Adrián Curiel Rivera

Contratiempo

Aquella mañana, el funcionario de segundo nivel redactaba a toda prisa una novela clandestina. Aporreaba a dos manos, como un loco, el teclado de la computadora. Su jefe estaría ausente un mes. Estaba harto de ser un funcionario de segundo nivel. Escribiría una obra maestra y se volvería famoso.
      Llamaron a la puerta. Cinco mujeres de vestimenta severa y cara hosca.
      —Buenos días, somos del Comité Mixto de Seguridad e Higiene —dijo la más fea de ellas—. ¿Tiene algún problema de seguridad o higiene en su oficina?
      —Ninguno —replicó con furia contenida—. Salvo mi trabajo.
      Una mentira a medias. No estaba trabajando, sólo dejaba que los papeles se apilaran sobre el escritorio. Lo cual era, paradójicamente, un problema de trabajo. Pero estaba decidido. No atendería otra cosa que no fuese su obra maestra. Se volvería famoso. Caminaría sobre la alfombra roja.
      —¿Ninguno, está seguro? Filtraciones de agua, moho en las paredes, excrementos de roedores.
      —Como le decía, ninguno. Salvo mi trabajo.
      mañana siguiente, golpearon la puerta con mayor ímpetu. La segunda más fea del Comité Mixto de Seguridad e Higiene le entregó una orden firmada por la más alta autoridad. Debido a su disposición poco colaboradora, a partir de ese momento se procedía al precinto de su oficina y todo lo contenido en ella, para una posterior inspección. Era imposible que ese cuchitril no tuviera problemas de seguridad e higiene. Ellas representaban al Comité Mixto. A ellas nadie las engañaba.
      Las inspecciones del Comité Mixto de Seguridad e Higiene suelen durar cincuenta años. El funcionario de segundo nivel no fue lo suficientemente precavido como para respaldar los archivos de ese brillante texto que lo catapultaría a la bienaventuranza literaria. Además, lo sancionaron destinándolo a otra dependencia. El nuevo jefe no faltaba nunca y tampoco permitía que los papeles se acumularan sobre el escritorio.
      Ya se sabe, hay que tener cuidado cuando llaman a la puerta.

 

Escapista

Le pasaba a menudo. En los momentos más críticos. Se ponía como lerdo por dentro y excesivamente rápido por fuera. Así llegó a la encrucijada en un claro abierto en el bosque. El pecho se agitaba bajo los tirantes rojos; en la carrera se había desecho del abrigo y extraviado el sombrero imitación bombín. Resolvió ser maleante después de innumerables fracasos en sus empeños por convertirse en un cuentista famoso. Ahora no había marcha atrás, la moneda estaba en el aire, era todo o nada. Por fortuna conservaba el portafolios plata en la mano. Otros gánsteres a quienes había traicionado le venían pisando los talones. La policía también corría tras sus pasos, precedida por canes de rastreo.
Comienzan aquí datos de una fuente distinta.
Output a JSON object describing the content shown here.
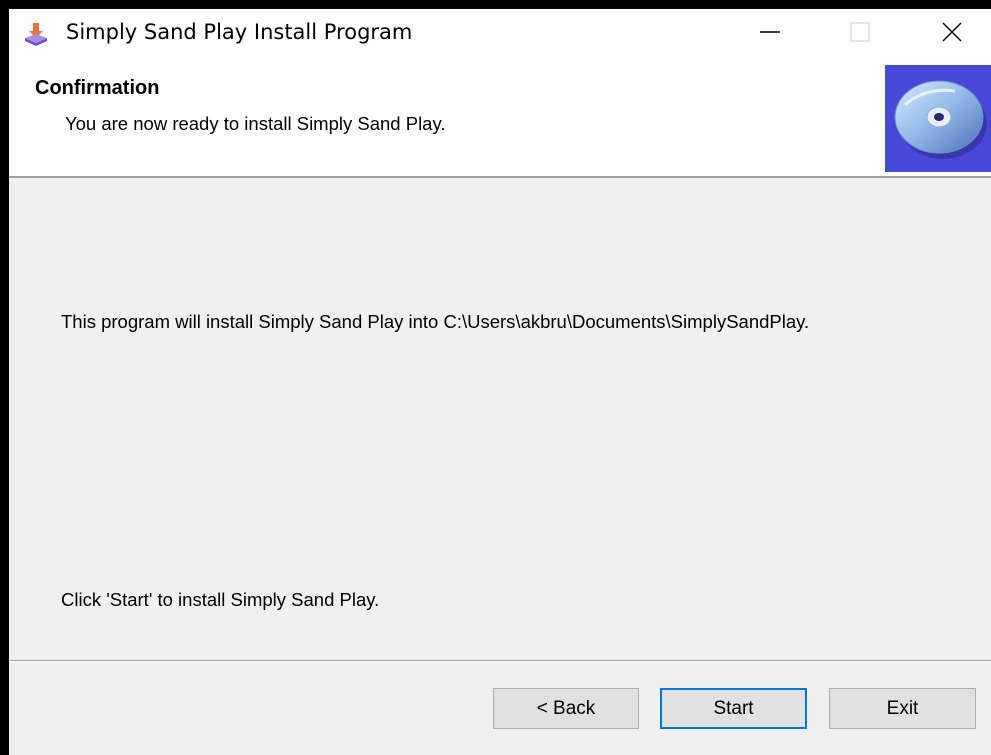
{
  "window": {
    "title": "Simply Sand Play Install Program",
    "app_icon": "installer-icon"
  },
  "titlebar_controls": {
    "minimize_icon": "minimize-icon",
    "maximize_icon": "maximize-icon",
    "close_icon": "close-icon"
  },
  "header": {
    "title": "Confirmation",
    "subtitle": "You are now ready to install Simply Sand Play.",
    "image": "cd-disc-icon"
  },
  "body": {
    "install_path_message": "This program will install Simply Sand Play into C:\\Users\\akbru\\Documents\\SimplySandPlay.",
    "start_instruction": "Click 'Start' to install Simply Sand Play."
  },
  "buttons": {
    "back_label": "< Back",
    "start_label": "Start",
    "exit_label": "Exit"
  },
  "colors": {
    "dialog_background": "#f0f0f0",
    "header_background": "#ffffff",
    "cd_background": "#4848d8",
    "focus_border": "#0078d7"
  }
}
La senda de la derecha desemboca en un despeñadero. La de la izquierda lo conducirá a una zódiac convenientemente camuflada y dispuesta para su fuga a ese paraíso donde podrá resarcirse de todos los infiernos. ¿O era al revés?, no lo recuerda. Mueve la cabeza de un lado a otro, paralizado. Se escuchan los ladridos de los perros, las pisadas detrás de la polvareda que se disipa. Ni siquiera está armado. Opta por el camino seguro, aunque siempre —se lamenta mientras salta contra las rocas— le pase lo mismo.